The finding that the antibody, called HAE-4, may provide a gateway to drug treatments for both conditions, without the dangerous side effects associated with other approaches being studied, including brain swelling and bleeds.
Antibodies are proteins produced by the human immune system to fight off dangerous pathogens, and anti-amyloid antibodies work by alerting the immune system to the presence of unwanted material, such as amyloid plaques.
"Alzheimer's researchers have been searching for decades for therapies that reduce amyloid in the brain, and now that we have some promising candidates, we find that there's this complication," study co-author Dr. David Holtzman said in a press release.

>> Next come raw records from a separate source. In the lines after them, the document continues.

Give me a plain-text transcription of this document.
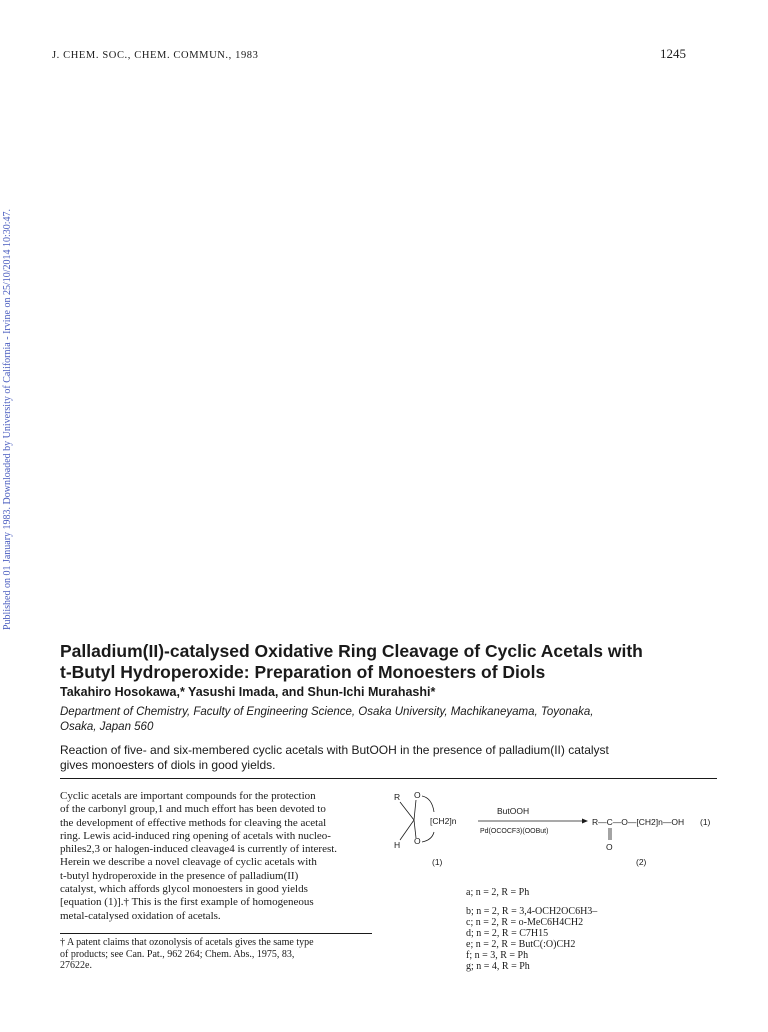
J. CHEM. SOC., CHEM. COMMUN., 1983	1245
Published on 01 January 1983. Downloaded by University of California - Irvine on 25/10/2014 10:30:47.
Palladium(II)-catalysed Oxidative Ring Cleavage of Cyclic Acetals with
t-Butyl Hydroperoxide: Preparation of Monoesters of Diols
Takahiro Hosokawa,* Yasushi Imada, and Shun-Ichi Murahashi*
Department of Chemistry, Faculty of Engineering Science, Osaka University, Machikaneyama, Toyonaka,
Osaka, Japan 560
Reaction of five- and six-membered cyclic acetals with ButOOH in the presence of palladium(II) catalyst
gives monoesters of diols in good yields.
Cyclic acetals are important compounds for the protection
of the carbonyl group,1 and much effort has been devoted to
the development of effective methods for cleaving the acetal
ring. Lewis acid-induced ring opening of acetals with nucleo-
philes2,3 or halogen-induced cleavage4 is currently of interest.
Herein we describe a novel cleavage of cyclic acetals with
t-butyl hydroperoxide in the presence of palladium(II)
catalyst, which affords glycol monoesters in good yields
[equation (1)].† This is the first example of homogeneous
metal-catalysed oxidation of acetals.
† A patent claims that ozonolysis of acetals gives the same type
of products; see Can. Pat., 962 264; Chem. Abs., 1975, 83,
27622e.
R O
H O
[CH2]n
(1)
ButOOH
Pd(OCOCF3)(OOBut)
R—C—O—[CH2]n—OH
O
(1)
(2)
a; n = 2, R = Ph
b; n = 2, R = 3,4-OCH2OC6H3–
c; n = 2, R = o-MeC6H4CH2
d; n = 2, R = C7H15
e; n = 2, R = ButC(:O)CH2
f; n = 3, R = Ph
g; n = 4, R = Ph
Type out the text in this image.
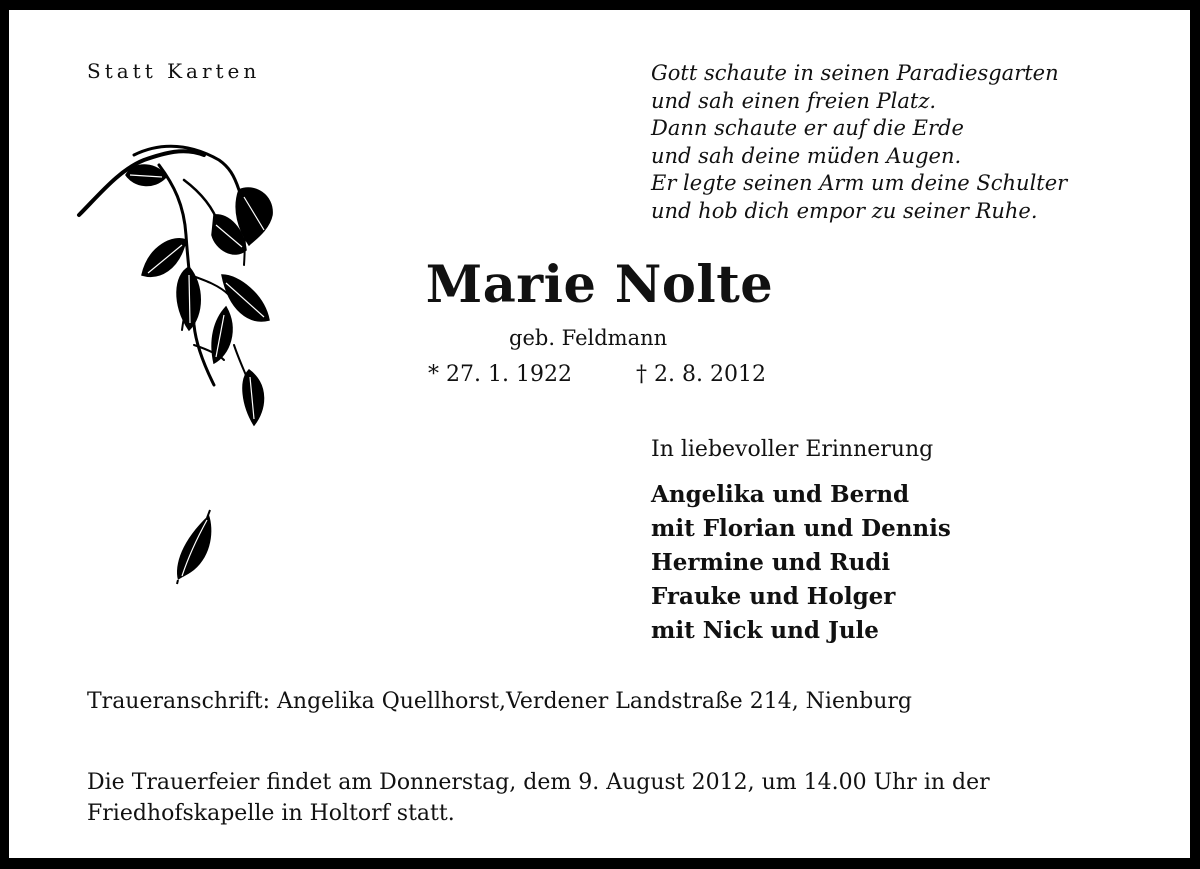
Statt Karten	Gott schaute in seinen Paradiesgarten
und sah einen freien Platz.
Dann schaute er auf die Erde
und sah deine müden Augen.
Er legte seinen Arm um deine Schulter
und hob dich empor zu seiner Ruhe.
Marie Nolte
geb. Feldmann
* 27. 1. 1922	† 2. 8. 2012
In liebevoller Erinnerung
Angelika und Bernd
mit Florian und Dennis
Hermine und Rudi
Frauke und Holger
mit Nick und Jule
Traueranschrift: Angelika Quellhorst,Verdener Landstraße 214, Nienburg
Die Trauerfeier findet am Donnerstag, dem 9. August 2012, um 14.00 Uhr in der
Friedhofskapelle in Holtorf statt.
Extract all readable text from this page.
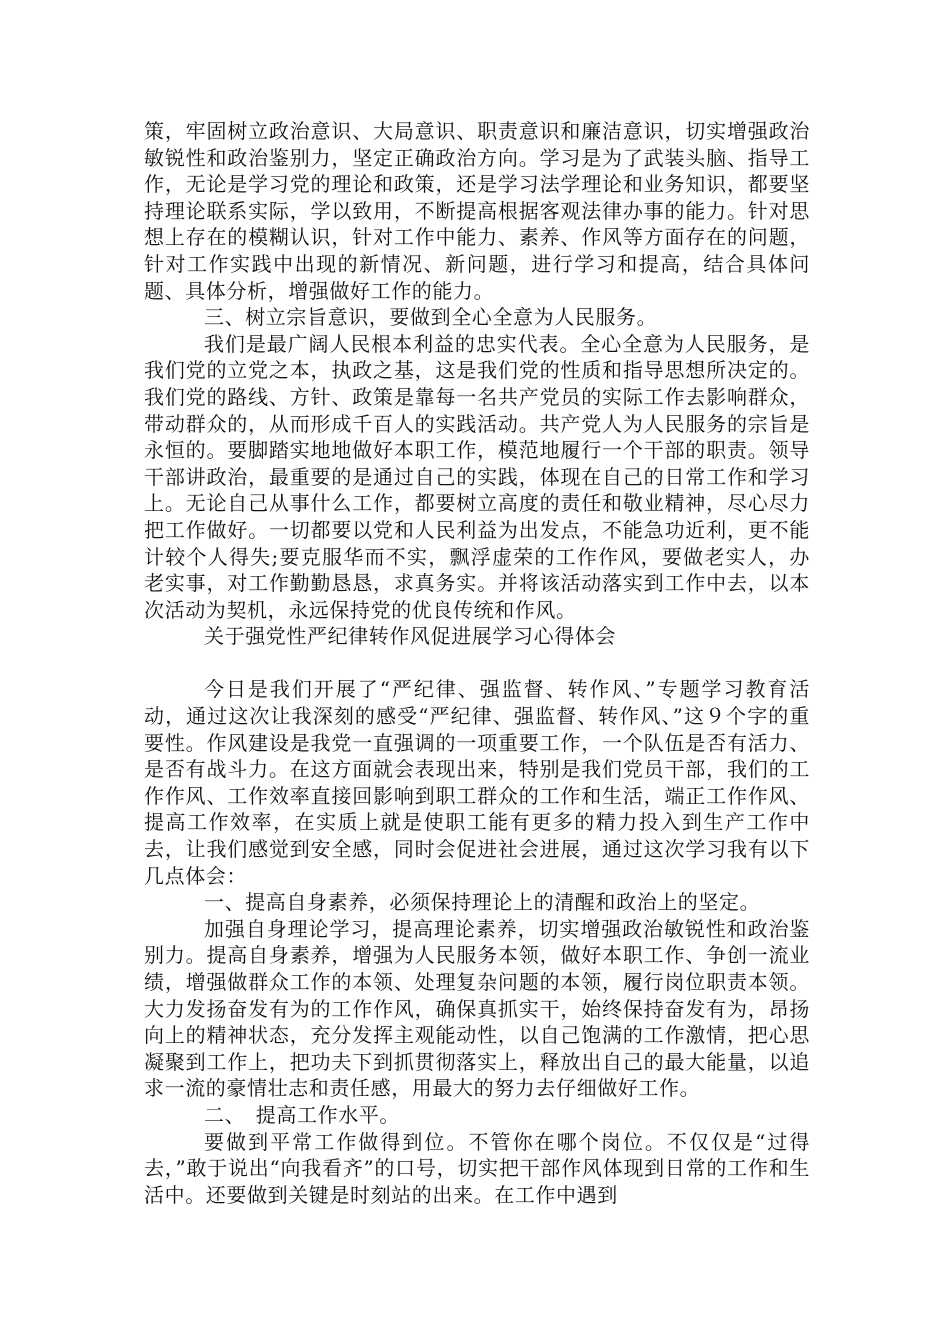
策，牢固树立政治意识、大局意识、职责意识和廉洁意识，切实增强政治敏锐性和政治鉴别力，坚定正确政治方向。学习是为了武装头脑、指导工作，无论是学习党的理论和政策，还是学习法学理论和业务知识，都要坚持理论联系实际，学以致用，不断提高根据客观法律办事的能力。针对思想上存在的模糊认识，针对工作中能力、素养、作风等方面存在的问题，针对工作实践中出现的新情况、新问题，进行学习和提高，结合具体问题、具体分析，增强做好工作的能力。

三、树立宗旨意识，要做到全心全意为人民服务。

我们是最广阔人民根本利益的忠实代表。全心全意为人民服务，是我们党的立党之本，执政之基，这是我们党的性质和指导思想所决定的。我们党的路线、方针、政策是靠每一名共产党员的实际工作去影响群众，带动群众的，从而形成千百人的实践活动。共产党人为人民服务的宗旨是永恒的。要脚踏实地地做好本职工作，模范地履行一个干部的职责。领导干部讲政治，最重要的是通过自己的实践，体现在自己的日常工作和学习上。无论自己从事什么工作，都要树立高度的责任和敬业精神，尽心尽力把工作做好。一切都要以党和人民利益为出发点，不能急功近利，更不能计较个人得失;要克服华而不实，飘浮虚荣的工作作风，要做老实人，办老实事，对工作勤勤恳恳，求真务实。并将该活动落实到工作中去，以本次活动为契机，永远保持党的优良传统和作风。

关于强党性严纪律转作风促进展学习心得体会

今日是我们开展了“严纪律、强监督、转作风、”专题学习教育活动，通过这次让我深刻的感受“严纪律、强监督、转作风、”这９个字的重要性。作风建设是我党一直强调的一项重要工作，一个队伍是否有活力、是否有战斗力。在这方面就会表现出来，特别是我们党员干部，我们的工作作风、工作效率直接回影响到职工群众的工作和生活，端正工作作风、提高工作效率，在实质上就是使职工能有更多的精力投入到生产工作中去，让我们感觉到安全感，同时会促进社会进展，通过这次学习我有以下几点体会：

一、提高自身素养，必须保持理论上的清醒和政治上的坚定。

加强自身理论学习，提高理论素养，切实增强政治敏锐性和政治鉴别力。提高自身素养，增强为人民服务本领，做好本职工作、争创一流业绩，增强做群众工作的本领、处理复杂问题的本领，履行岗位职责本领。大力发扬奋发有为的工作作风，确保真抓实干，始终保持奋发有为，昂扬向上的精神状态，充分发挥主观能动性，以自己饱满的工作激情，把心思凝聚到工作上，把功夫下到抓贯彻落实上，释放出自己的最大能量，以追求一流的豪情壮志和责任感，用最大的努力去仔细做好工作。

二、　提高工作水平。

要做到平常工作做得到位。不管你在哪个岗位。不仅仅是“过得去，”敢于说出“向我看齐”的口号，切实把干部作风体现到日常的工作和生活中。还要做到关键是时刻站的出来。在工作中遇到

"We've taken a different approach ... and it seems to be effective at removing amyloid from both the brain tissue and the blood vessels, while avoiding this potentially dangerous side effect," said Holtzman, a professor of neurology at Washington University.
In recent years, several antibodies that target amyloid plaques have been studied as experimental treatments for Alzheimer's disease. Amyloid plaques in brain blood vessels are dangerous because they can lead to blockages or ruptures that cause strokes.
To determine whether HAE-4 removes amyloid from brain blood vessels without the side effects, Holtzman and his colleagues used mice genetically modified with human genes for amyloid and APOE, which has been associated with the development of cognitive impairment.
After eight weeks of treatment with HAE-4, the mice had reduced amyloid plaques in their brain tissue and brain blood vessels, the researchers said.
Treatment also significantly improved the ability of brain blood vessels to dilate and constrict on demand, an important sign of vascular health.
"A buildup of amyloid in brain blood vessels can be managed by controlling blood pressure and other things, but there isn't a specific treatment for it," Holtzman said.
"This study is exciting because it not only shows that we can treat the condition in an animal model, but we may be able to do it without the side effects that undermine the effectiveness of other anti-amyloid therapeutics," he said.